Question

What is the derivative of $\pi$?

Answer 1

In this problem, we need to solve the derivative of $\pi$. Here, the number π is an irrational number with approximate value. Therefore, $\pi$ is a constant. We have a rule for calculus, the derivative of a function gives us the formula for the rate of change of a function at a given point. We have many different methods for finding the derivative of a function, and a lot of these methods involve using well-known rules and formulas for the derivative of certain functions.

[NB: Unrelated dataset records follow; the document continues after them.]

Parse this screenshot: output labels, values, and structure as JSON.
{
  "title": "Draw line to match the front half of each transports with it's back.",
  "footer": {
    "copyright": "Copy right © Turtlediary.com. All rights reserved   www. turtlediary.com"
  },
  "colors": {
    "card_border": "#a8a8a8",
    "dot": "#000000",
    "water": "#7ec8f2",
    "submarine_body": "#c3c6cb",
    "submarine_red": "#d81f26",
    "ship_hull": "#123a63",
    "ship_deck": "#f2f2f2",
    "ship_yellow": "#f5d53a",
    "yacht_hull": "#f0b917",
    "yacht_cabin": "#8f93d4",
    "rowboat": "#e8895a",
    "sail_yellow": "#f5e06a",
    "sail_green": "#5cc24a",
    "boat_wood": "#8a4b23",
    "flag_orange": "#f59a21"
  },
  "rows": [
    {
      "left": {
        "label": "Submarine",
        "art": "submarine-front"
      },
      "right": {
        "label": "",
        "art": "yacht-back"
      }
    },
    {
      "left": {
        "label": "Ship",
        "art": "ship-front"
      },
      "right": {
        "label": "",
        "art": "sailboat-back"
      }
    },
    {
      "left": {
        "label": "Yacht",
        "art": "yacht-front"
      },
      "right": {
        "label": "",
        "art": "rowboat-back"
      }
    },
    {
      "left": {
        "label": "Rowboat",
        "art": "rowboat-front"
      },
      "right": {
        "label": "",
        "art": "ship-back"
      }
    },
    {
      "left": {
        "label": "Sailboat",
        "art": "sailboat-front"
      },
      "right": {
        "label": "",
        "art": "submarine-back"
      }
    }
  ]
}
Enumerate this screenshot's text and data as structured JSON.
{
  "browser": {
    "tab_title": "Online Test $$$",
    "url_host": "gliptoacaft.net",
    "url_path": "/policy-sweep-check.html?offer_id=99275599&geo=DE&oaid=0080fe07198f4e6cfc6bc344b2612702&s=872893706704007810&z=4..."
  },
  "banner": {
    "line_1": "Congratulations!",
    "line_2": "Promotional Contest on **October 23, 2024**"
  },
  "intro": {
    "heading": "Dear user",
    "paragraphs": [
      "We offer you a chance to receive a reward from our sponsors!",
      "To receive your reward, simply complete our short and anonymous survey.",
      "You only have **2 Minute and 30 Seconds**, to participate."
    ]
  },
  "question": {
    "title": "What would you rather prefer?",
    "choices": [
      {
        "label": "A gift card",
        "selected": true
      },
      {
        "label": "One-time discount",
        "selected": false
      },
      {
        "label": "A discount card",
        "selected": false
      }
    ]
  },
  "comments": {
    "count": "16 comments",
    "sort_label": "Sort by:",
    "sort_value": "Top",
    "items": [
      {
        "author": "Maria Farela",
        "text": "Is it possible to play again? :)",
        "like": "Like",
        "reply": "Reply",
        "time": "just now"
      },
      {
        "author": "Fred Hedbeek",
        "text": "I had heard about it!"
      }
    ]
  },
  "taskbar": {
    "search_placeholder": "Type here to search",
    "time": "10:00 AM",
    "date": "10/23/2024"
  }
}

Complete step by step solution:
In the given problem,
The function is $f(x) = \pi$
The derivative of a constant term is always zero
Differentiate the function,$f(x) = \pi$ with respect to $x$, we can get
$f(x) = \pi$
$\dfrac{{d(\pi )}}{{dx}} = 0$
Since $\pi$ is a constant term, the derivative of the $\pi$ is always zero.
Therefore, the derivative of $\pi$ is $0$.

Note:
We note that the derivative of a constant term is always zero. Reason being, we take derivatives with respect to a variable, $\dfrac{d}{{dx}}$ means we're taking the derivative with respect to $x$. The number,$\pi$ is just a constant, meaning it doesn't change with respect to a variable. The derivative of a constant, π is always zero. The derivative can be defined as a function taking a variable argument, a function, to some other set.